EUBULLETIN talked in an EXCLUSIVE INTERVIEW with Ms. Mona Siddiqui, Professor of Islamic and Interreligious Studies at the University of Edinburgh, about the challenges of the integration of Muslim immigrants in European societies particularly in the light of the protracted migration crisis and a string of terrorist attacks in Brussels, Paris and other European capital cities.

EUBULLETIN: A string of terrorist attacks across Paris in November last year and the more recent bomb blasts in Brussels have again raised concerns all across Europe about the Old Continent’s long and complicated relationship with the Muslim world and its own immigrant population, many of whom have been in France, the UK and other European countries for generations. While one of the policemen killed in the Charlie Hebdo attacks was Muslim and so is the famous soccer player Zinedine Zidane, the sad truth is that large segments of the Muslim community remain excluded. What’s wrong, in your view, either with the European societies or with the Muslim immigrants?

Professor Siddiqui: Whenever talking to what appear to be less integrated Muslim immigrants, my first question has always been: ‘What do you want from Europe if you don’t see it as your home?’ Because that will have an impact on their children and on their children’s children, and I think we are seeing some consequences of that. I think lots of the relative attraction to terrorism doesn’t have anything to do with the fact that you can read about it on the Internet but it is a direct effect of what people hear at home, people hear in their communities and how they tend to talk about it. The integration for Muslims is not always easy when they always hear it’s ‘us’ and its ‘them’.

EUBULLETIN: And what about the idea of multiculturalism in Europe – is it already dead?

Professor Siddiqui: Well, the thing is that the West has for so long said that diversity is a good thing but nobody has ever said why diversity is a good thing. You need to convince the people that diversity is a good thing. I do think that diversity is a good thing but we have never had a public debate about why diversity is a good thing. Because I think that people now, let’s say in the UK, feel more and more that their way of life is being undermined or changed because of diversity.

EUBULLETIN: It looks like a vicious circle – we are again where we started. It’s again about the integration…

Professor Siddiqui: Of course, you could say that your whole way of life was going to change anyway because of the evolution of new ideas and so on. But the whole immigration dialogue has now been driven by fear. You know we have got these migrants who came decades ago who have not got assimilated. How you are going to have new migrants coming in who are not going to assimilate either, do you know what I mean? And there is a fear and for me – and I see myself very much as a European, confident enough as being a European – surely I feel a little bit unsettled by this, by this uncertainty about our future.

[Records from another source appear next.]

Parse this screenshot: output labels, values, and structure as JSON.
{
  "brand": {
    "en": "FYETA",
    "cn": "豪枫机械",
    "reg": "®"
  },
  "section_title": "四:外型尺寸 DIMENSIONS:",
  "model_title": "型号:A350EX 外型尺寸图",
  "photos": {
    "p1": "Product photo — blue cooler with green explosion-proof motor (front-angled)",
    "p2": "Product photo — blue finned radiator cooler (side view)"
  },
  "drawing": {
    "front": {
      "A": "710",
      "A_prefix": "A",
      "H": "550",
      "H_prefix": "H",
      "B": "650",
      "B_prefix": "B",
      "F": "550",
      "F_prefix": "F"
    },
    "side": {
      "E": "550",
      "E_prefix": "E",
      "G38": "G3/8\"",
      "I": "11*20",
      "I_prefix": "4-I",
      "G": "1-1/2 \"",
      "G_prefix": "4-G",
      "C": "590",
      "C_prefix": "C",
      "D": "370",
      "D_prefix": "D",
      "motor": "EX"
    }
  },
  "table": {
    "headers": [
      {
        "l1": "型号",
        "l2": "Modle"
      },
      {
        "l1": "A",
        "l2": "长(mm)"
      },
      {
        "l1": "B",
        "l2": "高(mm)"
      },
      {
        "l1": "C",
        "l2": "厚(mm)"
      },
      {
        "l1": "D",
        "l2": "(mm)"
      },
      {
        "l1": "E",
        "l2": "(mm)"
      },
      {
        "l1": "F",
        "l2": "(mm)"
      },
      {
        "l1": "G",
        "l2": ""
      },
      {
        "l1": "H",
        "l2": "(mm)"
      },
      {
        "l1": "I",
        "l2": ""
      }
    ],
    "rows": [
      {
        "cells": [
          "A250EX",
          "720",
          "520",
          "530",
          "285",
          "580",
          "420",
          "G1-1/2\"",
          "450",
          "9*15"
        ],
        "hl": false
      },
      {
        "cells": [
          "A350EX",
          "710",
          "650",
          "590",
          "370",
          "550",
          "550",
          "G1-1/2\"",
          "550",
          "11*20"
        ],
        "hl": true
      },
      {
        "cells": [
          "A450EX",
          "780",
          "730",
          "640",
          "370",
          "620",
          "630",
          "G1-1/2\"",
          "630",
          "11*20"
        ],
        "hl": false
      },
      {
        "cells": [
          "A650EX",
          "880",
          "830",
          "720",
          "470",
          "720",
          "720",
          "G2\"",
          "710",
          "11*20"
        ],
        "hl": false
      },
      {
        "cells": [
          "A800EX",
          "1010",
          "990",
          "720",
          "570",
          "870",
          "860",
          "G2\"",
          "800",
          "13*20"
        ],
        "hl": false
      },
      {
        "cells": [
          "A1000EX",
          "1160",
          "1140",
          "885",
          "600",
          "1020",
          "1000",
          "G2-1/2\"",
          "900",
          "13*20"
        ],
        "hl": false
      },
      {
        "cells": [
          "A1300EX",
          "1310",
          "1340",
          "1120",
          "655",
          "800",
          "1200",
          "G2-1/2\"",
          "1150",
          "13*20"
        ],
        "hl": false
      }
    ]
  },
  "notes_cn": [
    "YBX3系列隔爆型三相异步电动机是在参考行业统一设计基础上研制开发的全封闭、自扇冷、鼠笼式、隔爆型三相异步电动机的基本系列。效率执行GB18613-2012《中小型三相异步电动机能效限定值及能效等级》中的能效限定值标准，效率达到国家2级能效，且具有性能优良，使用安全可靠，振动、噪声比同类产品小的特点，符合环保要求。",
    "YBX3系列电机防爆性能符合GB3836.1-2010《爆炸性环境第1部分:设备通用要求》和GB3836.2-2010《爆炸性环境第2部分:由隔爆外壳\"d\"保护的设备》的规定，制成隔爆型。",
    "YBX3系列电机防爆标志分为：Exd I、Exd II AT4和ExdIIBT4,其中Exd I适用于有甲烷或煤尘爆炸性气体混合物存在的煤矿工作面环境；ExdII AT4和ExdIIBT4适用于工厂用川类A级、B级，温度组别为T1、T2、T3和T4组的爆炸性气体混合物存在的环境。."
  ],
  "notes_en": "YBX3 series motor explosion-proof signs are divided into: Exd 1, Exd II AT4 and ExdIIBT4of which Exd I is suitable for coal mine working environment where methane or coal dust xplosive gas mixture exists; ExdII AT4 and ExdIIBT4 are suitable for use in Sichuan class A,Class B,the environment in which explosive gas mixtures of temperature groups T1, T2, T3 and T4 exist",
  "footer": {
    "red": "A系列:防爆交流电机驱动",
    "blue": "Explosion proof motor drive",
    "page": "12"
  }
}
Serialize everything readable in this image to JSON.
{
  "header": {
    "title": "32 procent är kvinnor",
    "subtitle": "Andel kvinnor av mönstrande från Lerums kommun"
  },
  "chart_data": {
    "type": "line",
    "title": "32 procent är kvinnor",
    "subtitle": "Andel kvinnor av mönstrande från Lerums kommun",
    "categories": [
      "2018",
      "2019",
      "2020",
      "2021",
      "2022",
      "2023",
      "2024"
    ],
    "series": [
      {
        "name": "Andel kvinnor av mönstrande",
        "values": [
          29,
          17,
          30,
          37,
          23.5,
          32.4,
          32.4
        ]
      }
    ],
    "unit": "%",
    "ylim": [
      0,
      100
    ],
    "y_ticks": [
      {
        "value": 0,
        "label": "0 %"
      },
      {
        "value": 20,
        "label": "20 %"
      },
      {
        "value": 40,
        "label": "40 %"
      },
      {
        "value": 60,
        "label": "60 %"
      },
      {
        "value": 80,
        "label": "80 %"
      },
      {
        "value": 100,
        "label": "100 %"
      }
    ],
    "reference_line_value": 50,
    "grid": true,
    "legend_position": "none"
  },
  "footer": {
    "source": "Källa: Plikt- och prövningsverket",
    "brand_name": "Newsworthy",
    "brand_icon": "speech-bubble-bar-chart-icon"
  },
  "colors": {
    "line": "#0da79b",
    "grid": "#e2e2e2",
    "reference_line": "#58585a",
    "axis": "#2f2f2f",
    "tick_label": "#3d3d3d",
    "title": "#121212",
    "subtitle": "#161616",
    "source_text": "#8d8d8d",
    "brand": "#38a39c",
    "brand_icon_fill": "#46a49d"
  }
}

We are the Muslims who have been living in Europe for generations – we are the Muslims who have been here with the full security of being based in the West. So, what is it that causes them not to feel to be part of the environment. I think that lots of it is just that they are becoming unsettled that they are not sure about their identity – and you have know your own identity before you can fit in anywhere. Most of us have multiple ways of thinking about life, about everything – this is my identity.

EUBULLETIN: But do you think that ‘assimilation’ is the right word here because, for example, in Australia, the word ‘assimilation’ would be considered highly inappropriate and not politically correct. ‘Assimilation’ would mean that, for example, Muslims would have to start drinking beer and eating pork simply because this is what an average Australian in the mainstream society would normally do.

Professor Siddiqui: In a way, I think that how we think about our identity and about the integration of migrants has been reduced to ‘I don’t want you to be different, I want you to be like me’. And, of course, where is the limit of being like someone else. Talking about integration or assimilation, when it comes down to people’s fears and hopes, when people drink or eat this or that or act in a different way, that makes me frightened. Frightened of what, though? That’s not what frightens people – what frightens people in different sets is if you are different and you will not hold on to your values that the white native Europeans hold on to.

And I think there is a real concern there and I can understand that concern. But there is not necessarily a correlation between people’s education level and their integration level – just look at how many jihadists were fully integrated, they were working professionals. So, what happens to them that they become a problem for their societies? You could be very modern and very integrated, but still not feel that the UK is your home! You still buy into the global imaginary of Muslim Al-Ummah (community) brotherhood. The two are not wholly opposite but I don’t know where they are going to meet because there is no space to reconcile the two ways of thinking. There is the global Al-Ummah I buy into, but I am also very modern and integrated. You can’t have those because all loyalty, all citizenship is local.